Accrochées aux pentes des collines, les cuves de Berre l'étang se dessinent au loin comme des temples circulaires. Sur le plateau de l'Arbois, une tour sphérique émerge des cuestas, comme l'église d'un paysage sans nom.
Au Pirée, une chapelle aride brille sous les autoroutes sur pilotis, et des palmiers éclatent contre des dalles de béton empilées. Sur les coteaux râpeux, les cierges immenses dépassent des citadelles, et des pylônes s'enfoncent dans la pinède.
Derrière la gare de Fos sur Mer, sur la couverture spongieuse des algues entassées sur les berges, l'étang de l'estomac s'ouvre comme un ventre et cristallise lentement au soleil, comme un glaçage de sel et de boue.
Plus loin encore, près d'un aqueduc ruiné, on voit Lavalduc, un étang encaissé aux reflets vineux.
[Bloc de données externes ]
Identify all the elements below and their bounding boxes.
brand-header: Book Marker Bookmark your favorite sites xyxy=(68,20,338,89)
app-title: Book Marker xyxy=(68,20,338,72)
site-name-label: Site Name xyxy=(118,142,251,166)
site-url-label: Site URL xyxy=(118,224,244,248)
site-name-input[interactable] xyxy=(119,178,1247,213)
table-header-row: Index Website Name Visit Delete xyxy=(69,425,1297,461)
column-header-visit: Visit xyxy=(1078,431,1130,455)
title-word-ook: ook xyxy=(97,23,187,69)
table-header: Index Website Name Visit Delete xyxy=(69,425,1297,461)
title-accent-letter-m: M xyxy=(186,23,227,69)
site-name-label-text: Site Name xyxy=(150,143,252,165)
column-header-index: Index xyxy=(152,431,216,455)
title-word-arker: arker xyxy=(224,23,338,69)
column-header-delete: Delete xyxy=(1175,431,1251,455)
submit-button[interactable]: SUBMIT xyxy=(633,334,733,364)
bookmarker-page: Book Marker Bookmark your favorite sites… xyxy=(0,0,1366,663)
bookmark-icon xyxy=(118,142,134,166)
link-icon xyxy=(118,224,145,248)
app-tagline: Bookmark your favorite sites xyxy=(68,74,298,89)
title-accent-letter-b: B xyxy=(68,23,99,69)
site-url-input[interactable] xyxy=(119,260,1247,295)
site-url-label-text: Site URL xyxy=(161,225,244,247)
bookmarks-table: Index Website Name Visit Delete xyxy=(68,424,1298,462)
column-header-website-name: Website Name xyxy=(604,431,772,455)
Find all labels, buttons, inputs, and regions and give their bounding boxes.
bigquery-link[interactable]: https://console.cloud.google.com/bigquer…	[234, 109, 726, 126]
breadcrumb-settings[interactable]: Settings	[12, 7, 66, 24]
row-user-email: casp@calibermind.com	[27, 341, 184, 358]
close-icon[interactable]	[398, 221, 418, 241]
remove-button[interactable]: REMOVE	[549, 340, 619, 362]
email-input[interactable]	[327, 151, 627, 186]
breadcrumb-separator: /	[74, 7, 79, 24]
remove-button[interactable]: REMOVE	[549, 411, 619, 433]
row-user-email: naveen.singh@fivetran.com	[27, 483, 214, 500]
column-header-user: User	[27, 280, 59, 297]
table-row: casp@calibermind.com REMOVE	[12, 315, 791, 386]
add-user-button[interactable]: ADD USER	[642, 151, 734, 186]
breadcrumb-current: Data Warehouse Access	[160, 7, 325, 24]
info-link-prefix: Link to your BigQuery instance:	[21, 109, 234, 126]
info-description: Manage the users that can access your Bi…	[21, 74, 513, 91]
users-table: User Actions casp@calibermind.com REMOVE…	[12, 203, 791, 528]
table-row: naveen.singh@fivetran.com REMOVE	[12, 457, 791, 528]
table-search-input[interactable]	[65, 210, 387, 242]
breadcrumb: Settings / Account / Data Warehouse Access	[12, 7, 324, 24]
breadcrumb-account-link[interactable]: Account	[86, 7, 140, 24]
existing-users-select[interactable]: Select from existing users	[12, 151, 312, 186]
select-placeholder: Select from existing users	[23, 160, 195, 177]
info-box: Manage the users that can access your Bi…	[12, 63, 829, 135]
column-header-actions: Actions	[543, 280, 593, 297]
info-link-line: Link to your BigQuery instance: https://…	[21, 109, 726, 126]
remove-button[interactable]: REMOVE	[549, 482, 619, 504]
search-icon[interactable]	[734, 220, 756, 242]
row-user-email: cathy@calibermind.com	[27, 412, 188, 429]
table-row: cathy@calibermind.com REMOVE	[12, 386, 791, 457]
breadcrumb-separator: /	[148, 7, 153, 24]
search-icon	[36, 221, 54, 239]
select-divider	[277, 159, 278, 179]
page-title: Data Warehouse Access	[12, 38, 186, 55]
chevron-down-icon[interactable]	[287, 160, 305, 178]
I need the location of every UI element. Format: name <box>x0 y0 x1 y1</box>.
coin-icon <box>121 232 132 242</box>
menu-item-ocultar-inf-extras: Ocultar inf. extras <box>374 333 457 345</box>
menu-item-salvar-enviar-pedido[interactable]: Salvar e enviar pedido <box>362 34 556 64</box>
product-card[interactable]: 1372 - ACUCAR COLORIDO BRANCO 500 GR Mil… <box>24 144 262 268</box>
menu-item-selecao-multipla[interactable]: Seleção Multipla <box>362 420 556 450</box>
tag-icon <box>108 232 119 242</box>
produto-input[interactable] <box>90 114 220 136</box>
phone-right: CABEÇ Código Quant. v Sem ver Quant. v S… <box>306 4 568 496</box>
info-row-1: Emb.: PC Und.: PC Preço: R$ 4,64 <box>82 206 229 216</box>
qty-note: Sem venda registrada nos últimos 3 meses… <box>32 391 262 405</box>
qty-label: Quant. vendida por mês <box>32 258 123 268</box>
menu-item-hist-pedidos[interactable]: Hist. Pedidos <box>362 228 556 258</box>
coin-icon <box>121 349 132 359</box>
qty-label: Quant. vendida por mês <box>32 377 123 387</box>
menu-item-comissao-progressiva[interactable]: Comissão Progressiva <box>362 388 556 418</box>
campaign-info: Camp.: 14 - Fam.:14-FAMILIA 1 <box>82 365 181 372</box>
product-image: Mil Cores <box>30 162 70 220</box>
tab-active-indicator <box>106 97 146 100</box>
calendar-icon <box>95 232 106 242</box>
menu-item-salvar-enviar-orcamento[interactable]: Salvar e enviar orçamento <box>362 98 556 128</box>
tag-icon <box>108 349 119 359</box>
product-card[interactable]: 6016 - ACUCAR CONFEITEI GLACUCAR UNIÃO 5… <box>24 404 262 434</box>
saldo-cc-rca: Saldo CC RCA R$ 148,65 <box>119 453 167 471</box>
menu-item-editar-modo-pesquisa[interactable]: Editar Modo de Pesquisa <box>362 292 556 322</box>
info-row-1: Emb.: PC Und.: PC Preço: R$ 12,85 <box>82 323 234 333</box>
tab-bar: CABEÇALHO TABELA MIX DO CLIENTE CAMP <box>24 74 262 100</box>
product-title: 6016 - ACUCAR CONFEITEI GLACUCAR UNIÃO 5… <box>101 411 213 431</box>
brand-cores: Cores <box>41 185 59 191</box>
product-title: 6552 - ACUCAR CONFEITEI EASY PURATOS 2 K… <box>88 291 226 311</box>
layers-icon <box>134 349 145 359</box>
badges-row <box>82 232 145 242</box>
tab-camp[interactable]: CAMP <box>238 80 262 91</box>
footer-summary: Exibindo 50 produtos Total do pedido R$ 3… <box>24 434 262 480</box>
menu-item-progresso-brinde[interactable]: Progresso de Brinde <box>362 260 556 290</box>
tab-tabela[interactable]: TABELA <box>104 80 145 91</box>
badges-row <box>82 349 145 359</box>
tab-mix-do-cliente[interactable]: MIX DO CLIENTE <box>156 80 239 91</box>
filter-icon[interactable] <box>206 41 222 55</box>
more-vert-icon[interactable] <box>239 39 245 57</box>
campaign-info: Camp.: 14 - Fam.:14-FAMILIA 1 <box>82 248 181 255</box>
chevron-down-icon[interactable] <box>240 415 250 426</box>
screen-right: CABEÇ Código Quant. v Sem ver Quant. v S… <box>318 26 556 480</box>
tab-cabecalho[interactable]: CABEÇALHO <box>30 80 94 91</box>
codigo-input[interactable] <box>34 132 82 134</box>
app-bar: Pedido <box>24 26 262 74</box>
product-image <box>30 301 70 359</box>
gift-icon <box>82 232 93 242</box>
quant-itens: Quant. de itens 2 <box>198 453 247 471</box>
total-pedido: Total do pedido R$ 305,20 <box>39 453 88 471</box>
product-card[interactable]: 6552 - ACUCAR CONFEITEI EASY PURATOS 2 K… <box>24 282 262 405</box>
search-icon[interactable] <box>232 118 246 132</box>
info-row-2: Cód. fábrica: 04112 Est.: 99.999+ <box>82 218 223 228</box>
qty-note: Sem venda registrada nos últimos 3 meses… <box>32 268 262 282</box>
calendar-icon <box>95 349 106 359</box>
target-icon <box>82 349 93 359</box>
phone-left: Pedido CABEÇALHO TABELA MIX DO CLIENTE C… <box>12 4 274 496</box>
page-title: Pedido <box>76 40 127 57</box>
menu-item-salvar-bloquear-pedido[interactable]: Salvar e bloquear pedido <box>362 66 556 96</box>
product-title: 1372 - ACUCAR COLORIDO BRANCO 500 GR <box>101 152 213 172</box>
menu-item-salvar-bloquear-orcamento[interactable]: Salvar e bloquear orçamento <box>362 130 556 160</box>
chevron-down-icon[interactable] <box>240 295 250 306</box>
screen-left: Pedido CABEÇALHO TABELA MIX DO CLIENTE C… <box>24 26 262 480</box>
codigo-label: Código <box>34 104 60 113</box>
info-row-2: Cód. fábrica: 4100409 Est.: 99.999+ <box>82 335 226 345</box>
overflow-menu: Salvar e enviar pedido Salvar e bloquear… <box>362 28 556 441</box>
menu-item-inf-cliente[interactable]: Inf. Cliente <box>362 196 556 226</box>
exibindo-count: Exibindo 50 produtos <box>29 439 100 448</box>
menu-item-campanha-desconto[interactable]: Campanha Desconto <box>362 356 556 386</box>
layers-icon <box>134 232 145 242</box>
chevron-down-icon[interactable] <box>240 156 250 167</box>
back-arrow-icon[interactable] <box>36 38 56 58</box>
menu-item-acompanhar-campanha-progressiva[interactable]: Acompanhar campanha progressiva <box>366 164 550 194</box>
Saturées en sel pour alimenter les industries, ses eaux laissent sur le rivage des gros cristaux blancs et durs accrochés aux branches sèches, comme des coulures de désirs saumâtres.
Des chapelles minuscules éclosent comme des fleurs sur le bord des routes : des petits sanctuaires en béton, dressés sur des piliers, surmontée d'une coupole ou d'une croix, qu'on édifie pour se souvenir de nos morts. Quand elles ne sont pas abandonnées, elles abritent des bougies, des icônes, et des objets qui rappellent le défunt. On les appelle en Grèce les αφιέρωμα. J'imagine des petites scènes d'orgie à l'intérieur, pour faire battre la mémoire des fantômes.
"Que faire de tous ces morts, où aller, comment s'aimer?" (M. Riboulet)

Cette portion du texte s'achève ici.